Como funciona o filtro de ação barata (e por que a maioria dos screeners erra)
A maior parte dos filtros de “ação barata” olha um número solto: P/L baixo, dividend yield alto, VPA descontado. O problema é que número solto não diz se a empresa está barata porque o mercado exagerou ou barata porque tem motivo pra estar barata. O critério que usei junta duas camadas.
A primeira é o preço justo: cruza mais de 15 modelos de avaliação — fluxo de caixa descontado, comparação com concorrentes do setor, preço-alvo médio dos bancos — e resume tudo em um número. O potencial de alta é simplesmente esse preço justo dividido pelo preço de hoje, menos um.
A segunda é a nota de saúde financeira: mais de 100 fatores comparando a empresa com o próprio setor, não com um número absoluto no vácuo. Uma varejista de moda com dívida líquida moderada pode ter nota melhor que um banco com a mesma dívida em termos absolutos, porque o padrão do setor é diferente.
Só entra na lista como “barata de verdade” quando as duas batem: preço descontado e saúde financeira acima da média do setor. Quando bate só uma das duas, é armadilha de valor — e é exatamente o caso da Dasa, que eu explico lá embaixo.

VIVA3 (Vivara): a ação caiu 40%, mas quem caiu foi o ouro nas costas dela
A Vivara derreteu 40% em 2026, sendo 14 pontos percentuais só no último mês. O instinto é pensar “problema na operação”. Não é. O ouro subiu cerca de 160% desde 2025, e como cada peça de joia fica mais cara de fabricar, o lucro da Vivara encolheu perto de um terço — mesmo com a venda na mesma loja subindo quase 10% no período.
Ou seja: a demanda está de pé.
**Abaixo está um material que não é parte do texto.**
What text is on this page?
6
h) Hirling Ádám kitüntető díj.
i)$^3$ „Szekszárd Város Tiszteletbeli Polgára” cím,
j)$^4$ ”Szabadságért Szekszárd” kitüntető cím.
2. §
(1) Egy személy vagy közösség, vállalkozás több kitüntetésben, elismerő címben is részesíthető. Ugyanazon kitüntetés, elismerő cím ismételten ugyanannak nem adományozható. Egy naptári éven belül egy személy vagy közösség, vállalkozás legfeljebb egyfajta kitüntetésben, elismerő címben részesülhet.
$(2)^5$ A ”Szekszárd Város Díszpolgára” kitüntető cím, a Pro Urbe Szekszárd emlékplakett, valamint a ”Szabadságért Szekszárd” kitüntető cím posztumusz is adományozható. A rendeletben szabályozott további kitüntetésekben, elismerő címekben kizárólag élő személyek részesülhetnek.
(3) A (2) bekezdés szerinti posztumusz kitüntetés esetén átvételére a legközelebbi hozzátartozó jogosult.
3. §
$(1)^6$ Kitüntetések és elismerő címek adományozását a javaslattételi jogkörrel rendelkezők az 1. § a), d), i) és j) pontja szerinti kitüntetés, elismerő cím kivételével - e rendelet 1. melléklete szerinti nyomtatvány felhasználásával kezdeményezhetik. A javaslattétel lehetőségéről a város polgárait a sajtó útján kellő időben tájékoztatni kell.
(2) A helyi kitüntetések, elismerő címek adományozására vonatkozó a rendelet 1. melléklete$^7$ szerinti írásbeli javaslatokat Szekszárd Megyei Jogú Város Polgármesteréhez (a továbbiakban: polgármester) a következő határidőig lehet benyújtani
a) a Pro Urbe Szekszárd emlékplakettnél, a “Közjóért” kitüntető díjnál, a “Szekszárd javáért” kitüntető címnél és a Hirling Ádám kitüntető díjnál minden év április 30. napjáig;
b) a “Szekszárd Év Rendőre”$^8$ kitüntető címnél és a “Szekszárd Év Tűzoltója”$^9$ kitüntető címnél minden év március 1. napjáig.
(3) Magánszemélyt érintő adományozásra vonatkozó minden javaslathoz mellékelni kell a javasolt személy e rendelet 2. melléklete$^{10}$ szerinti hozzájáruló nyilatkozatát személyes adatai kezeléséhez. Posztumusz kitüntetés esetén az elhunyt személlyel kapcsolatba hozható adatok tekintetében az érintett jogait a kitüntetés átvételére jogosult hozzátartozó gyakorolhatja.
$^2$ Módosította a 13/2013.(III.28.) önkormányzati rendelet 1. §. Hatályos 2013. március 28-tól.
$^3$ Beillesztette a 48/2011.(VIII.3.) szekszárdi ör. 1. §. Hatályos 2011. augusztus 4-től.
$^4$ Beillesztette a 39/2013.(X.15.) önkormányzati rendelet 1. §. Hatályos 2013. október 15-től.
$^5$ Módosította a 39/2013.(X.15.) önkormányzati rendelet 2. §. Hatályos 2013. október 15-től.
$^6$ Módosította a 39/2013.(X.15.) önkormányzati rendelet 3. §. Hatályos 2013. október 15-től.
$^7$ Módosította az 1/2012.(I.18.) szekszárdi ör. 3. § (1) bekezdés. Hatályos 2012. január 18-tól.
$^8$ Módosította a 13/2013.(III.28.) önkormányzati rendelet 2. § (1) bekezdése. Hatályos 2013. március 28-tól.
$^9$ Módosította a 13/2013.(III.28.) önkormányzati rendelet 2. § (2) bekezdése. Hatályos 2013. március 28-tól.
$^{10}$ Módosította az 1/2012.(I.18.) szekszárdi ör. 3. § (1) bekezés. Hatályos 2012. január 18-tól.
Quem caiu foi a margem, porque o insumo ficou mais caro mais rápido do que a empresa conseguiu repassar preço. É uma tese diferente de “a Vivara parou de vender joia” — e o mercado, historicamente, confunde as duas.
Quatorze casas de análise cobrem o papel, doze recomendam compra, com alvo médio em torno de R$32 — potencial de alta perto de 52% sobre o preço analisado. Não é indicação de compra ou venda: é o retrato do que o consenso dos analistas está precificando hoje.
VULC3 (Vulcabras) e LREN3 (Renner): lucro recorde, ação no chão
A Vulcabras — dona da Olympikus e fabricante da Mizuno no Brasil — teve receita recorde de R$776 milhões no trimestre, alta de 10% sobre o ano anterior. O lucro, porém, caiu 20%. Não foi a operação que piorou: foi a despesa financeira, que quase dobrou, saindo de cerca de R$27 milhões para R$50 milhões. A ação caiu mais de 30% desde o topo do último ano. Seis analistas cobrem o papel, todos recomendam compra forte, com alvo médio de R$23.
Um detalhe que precisa de contexto: o dividendo pago nos últimos 12 meses girou perto de 40%, mas veio majoritariamente de um dividendo extraordinário — não é o número a esperar como padrão para o próximo ano.
A Renner é o caso mais contraintuitivo dos quatro. A ação está no mesmo patamar de preço de 2008 e de 2020 — ano da pandemia, quando lojas de shopping ficaram fechadas meses. Só que o lucro do último trimestre foi recorde, e a margem foi a maior da história da empresa. Mesmo assim, a ação caiu no dia do balanço, porque a receita veio um pouco abaixo do esperado.
O medo de fundo é duplo: juro alto segurando o consumo parcelado e a concorrência da Shein. Vale um contraponto que o próprio mercado parece ignorar: a Shein trocou um lucro de cerca de US$ 400 milhões por um prejuízo de cerca de US$ 100 milhões no mesmo trimestre — a ameaça também está capenga. Quinze casas cobrem LREN3, onze recomendam compra, potencial de 43% e dividendo perto de 7% ao ano.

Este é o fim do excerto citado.